This thesis focused on developing a framework for evaluating the 3D reconstruction created through simultaneous localization and mapping (SLAM). Common benchmarking techniques rely on having a fully realized ground truth, either as a trajectory or 3D structural data. The proposed system evaluates relations between known sets of landmarks and compares those to relations between the corresponding features within the reconstruction. This requires far less data for evaluation and is much more applicable outside of controlled environments.
First, CAD models of objects that are known to be within the environment are processed. The models are sampled into high resolution point clouds that are used in further processing. Features are extracted from the point clouds and compared to each other.
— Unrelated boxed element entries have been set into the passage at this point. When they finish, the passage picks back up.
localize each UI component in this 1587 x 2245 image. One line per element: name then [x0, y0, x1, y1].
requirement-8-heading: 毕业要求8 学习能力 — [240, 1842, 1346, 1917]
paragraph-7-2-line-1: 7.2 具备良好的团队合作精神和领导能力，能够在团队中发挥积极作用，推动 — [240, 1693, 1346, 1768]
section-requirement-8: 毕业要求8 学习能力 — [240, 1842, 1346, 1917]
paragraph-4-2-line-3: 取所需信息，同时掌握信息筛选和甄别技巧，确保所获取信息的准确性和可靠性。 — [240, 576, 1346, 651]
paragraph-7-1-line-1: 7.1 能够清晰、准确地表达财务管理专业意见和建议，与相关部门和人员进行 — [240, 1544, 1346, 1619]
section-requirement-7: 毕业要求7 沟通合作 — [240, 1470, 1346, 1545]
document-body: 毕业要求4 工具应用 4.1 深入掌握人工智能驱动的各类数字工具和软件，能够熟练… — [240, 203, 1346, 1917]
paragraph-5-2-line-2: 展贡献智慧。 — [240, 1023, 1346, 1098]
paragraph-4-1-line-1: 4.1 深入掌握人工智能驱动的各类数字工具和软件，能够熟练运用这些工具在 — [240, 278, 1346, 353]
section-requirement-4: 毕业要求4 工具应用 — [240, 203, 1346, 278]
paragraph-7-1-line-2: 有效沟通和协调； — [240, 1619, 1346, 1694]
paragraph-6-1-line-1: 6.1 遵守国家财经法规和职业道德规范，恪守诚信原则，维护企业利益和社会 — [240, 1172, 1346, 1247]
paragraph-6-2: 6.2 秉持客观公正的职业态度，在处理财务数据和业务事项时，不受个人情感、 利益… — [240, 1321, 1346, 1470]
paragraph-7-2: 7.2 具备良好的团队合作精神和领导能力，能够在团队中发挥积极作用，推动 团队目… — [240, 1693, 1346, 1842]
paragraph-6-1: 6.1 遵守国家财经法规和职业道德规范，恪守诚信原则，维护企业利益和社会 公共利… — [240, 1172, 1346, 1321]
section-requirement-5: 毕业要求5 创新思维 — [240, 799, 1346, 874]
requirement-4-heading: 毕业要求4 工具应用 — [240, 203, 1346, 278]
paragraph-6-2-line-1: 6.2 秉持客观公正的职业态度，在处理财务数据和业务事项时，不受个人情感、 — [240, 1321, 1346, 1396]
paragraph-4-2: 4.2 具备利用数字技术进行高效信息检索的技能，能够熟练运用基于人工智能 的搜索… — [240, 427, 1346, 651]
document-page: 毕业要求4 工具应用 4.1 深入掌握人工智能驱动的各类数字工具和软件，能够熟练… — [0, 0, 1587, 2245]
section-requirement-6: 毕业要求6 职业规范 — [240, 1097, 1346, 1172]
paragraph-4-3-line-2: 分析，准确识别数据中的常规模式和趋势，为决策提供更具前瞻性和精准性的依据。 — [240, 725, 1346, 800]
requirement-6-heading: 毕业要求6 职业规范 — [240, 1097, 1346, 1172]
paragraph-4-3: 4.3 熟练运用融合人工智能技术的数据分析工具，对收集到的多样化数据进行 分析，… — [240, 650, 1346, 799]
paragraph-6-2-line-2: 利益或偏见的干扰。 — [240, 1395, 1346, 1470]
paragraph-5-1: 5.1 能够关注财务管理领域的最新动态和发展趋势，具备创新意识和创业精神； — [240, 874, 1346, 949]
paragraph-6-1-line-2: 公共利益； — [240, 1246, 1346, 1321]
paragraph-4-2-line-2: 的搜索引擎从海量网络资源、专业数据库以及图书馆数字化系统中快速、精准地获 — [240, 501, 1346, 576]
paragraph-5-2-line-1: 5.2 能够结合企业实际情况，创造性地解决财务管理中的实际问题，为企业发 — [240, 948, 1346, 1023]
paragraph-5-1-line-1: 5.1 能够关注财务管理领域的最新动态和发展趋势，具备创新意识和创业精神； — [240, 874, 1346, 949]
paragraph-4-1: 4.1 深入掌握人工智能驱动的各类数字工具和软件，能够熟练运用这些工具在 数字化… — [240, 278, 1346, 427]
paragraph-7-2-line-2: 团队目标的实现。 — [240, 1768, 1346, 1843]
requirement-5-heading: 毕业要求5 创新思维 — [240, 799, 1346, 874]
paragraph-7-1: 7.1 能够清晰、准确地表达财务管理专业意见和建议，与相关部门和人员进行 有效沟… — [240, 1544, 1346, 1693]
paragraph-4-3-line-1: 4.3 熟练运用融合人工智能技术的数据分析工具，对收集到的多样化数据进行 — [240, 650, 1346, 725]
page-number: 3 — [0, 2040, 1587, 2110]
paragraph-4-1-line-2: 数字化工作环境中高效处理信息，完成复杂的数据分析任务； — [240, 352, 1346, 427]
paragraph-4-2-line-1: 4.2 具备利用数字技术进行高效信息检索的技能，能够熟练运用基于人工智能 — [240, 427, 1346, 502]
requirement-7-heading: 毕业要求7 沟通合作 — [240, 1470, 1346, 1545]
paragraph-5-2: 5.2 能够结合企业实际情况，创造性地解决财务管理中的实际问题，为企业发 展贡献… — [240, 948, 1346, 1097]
For the experiments in this thesis, the features of interest were the centroids of each object with the comparison being the Euclidean distance within each other.
The point cloud representation of these objects are then separated from the reconstruction of the environment using a combination of a passthrough filter and Euclidean cluster extraction. The same procedure for feature extraction and comparison used for the ground truth models is applied to these objects. The metric used to evaluate the success of the SLAM algorithm is the error between the ground truth comparison of these objects and the relations between their reconstructed counterparts. Experiments were conducted using a ground vehicle robot in both simulation and a laboratory environment. The experiments were used to evaluate the performance of different SLAM algorithms, and to compare the evaluation against evaluation metrics used in literature.
The proposed system is designed to be extendable for use with any point cloud feature. It aims to help evaluate the suitability of algorithms within scenarios not properly covered within available data sets.